= Renato Moura =

Portuguese politician (1949–2024)

Renato Moura (1949 – 28 August 2024) was a Portuguese Azorean politician and civil servant. Moura served the Legislative Assembly of the Azores for its first four legislatures from 1976 until 1992. He also worked as the director of the As Flores newspaper for thirty-two years.

==Life and career==
Moura was born in 1949 in Horta, Azores, on Faial Island, but he lived on Flores Island for his entire life. He headed the island's regional tax office in Santa Cruz das Flores.

He was elected to the Legislative Assembly of the Azores for four consecutive terms beginning with the 1976 Azorean regional election. Moura, who served from 1976 until 1992, was a member of the Social Democratic Party (PSD) for the majority of his tenure. However, he left PSD in 1991 and served the remaining year and a half of his final term as a political independent from 29 May 1991 until he left office on 1 November 1992.

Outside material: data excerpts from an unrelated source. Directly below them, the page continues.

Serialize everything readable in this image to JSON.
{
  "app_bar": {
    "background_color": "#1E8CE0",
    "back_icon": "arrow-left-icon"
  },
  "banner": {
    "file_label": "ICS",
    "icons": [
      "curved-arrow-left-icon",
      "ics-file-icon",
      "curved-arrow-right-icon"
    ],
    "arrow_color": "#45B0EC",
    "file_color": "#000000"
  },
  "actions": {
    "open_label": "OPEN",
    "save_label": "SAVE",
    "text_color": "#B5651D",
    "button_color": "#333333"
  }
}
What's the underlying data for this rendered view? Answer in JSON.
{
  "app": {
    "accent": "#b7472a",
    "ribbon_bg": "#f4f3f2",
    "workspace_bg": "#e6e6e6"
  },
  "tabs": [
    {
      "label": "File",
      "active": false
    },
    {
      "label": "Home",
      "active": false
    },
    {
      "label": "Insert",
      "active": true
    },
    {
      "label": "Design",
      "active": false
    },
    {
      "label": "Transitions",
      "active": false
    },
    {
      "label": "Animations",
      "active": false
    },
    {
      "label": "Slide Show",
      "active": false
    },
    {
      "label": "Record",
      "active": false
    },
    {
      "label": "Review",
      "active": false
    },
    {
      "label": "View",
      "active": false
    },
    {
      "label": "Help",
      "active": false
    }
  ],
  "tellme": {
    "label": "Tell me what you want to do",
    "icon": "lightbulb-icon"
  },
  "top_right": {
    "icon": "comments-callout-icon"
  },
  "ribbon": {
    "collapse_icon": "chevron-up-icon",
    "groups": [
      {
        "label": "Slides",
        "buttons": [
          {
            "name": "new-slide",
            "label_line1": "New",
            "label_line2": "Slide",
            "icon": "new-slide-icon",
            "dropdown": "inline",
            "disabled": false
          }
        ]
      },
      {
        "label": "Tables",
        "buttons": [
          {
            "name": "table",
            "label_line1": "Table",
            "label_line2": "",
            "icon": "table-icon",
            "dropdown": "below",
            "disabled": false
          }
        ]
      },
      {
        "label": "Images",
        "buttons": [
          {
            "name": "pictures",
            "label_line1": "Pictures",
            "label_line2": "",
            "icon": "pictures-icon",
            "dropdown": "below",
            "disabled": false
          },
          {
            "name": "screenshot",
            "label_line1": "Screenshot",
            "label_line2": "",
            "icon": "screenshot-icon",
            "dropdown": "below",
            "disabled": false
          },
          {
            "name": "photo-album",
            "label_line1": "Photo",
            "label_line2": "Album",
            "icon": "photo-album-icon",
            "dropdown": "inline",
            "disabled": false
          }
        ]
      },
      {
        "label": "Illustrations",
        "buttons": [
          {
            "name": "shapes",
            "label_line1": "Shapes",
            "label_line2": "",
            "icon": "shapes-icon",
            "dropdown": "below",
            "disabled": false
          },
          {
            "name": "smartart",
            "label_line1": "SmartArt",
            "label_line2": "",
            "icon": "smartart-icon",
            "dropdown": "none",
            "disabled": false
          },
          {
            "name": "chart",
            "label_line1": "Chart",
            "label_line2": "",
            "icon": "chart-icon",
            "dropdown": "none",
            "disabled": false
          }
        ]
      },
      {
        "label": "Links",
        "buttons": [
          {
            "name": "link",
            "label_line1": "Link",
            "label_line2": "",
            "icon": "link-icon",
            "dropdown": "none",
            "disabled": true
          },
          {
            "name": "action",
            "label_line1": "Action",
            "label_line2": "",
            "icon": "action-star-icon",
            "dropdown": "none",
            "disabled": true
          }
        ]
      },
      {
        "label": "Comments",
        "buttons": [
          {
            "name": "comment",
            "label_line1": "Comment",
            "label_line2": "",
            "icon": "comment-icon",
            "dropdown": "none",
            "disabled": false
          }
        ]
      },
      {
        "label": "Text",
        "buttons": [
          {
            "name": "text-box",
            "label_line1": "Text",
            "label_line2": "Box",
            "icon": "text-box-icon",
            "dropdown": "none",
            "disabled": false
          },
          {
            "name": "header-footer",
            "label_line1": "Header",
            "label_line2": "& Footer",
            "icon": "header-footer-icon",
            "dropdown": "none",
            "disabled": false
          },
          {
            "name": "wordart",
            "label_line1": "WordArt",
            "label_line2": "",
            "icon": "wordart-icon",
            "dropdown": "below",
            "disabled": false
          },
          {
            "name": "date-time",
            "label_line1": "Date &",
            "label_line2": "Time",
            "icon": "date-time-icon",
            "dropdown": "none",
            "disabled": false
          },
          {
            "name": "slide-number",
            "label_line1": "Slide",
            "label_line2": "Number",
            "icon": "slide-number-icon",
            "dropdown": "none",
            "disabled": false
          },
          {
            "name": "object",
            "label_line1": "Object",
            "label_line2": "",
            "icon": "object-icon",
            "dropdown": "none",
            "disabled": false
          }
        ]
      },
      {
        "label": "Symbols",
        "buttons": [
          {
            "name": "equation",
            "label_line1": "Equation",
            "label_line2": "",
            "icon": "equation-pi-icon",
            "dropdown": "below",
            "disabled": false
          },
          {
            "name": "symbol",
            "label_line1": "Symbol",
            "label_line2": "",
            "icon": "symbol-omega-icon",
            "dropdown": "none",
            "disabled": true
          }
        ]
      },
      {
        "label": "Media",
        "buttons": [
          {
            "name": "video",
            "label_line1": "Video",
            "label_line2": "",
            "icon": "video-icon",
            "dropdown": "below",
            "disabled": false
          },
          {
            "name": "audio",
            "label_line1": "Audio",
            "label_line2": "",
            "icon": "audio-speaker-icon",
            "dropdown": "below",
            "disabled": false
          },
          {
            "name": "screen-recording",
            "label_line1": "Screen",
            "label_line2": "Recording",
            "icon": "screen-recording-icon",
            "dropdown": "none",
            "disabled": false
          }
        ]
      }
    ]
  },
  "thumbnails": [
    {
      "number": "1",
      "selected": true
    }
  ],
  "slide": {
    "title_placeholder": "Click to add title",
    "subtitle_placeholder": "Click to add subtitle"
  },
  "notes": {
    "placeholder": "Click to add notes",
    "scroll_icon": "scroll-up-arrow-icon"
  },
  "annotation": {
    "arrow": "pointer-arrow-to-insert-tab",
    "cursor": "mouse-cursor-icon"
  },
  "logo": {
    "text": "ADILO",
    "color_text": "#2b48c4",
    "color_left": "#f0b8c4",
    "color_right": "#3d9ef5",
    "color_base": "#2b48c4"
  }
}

Moura chaired the Municipal Assembly of Santa Cruz das Flores and headed the Administrative Commission of the Federation of Municipalities of the Island of Flores. He also represented the Azores at the Luso-French Commission.

He later became Vice President of the Azorean chapter of the CDS – People's Party (CDS–PP) and served as president of the CDS–PP's Azorean Regional Directive Committee.

Moura died on 28 August 2024, at the age of 75.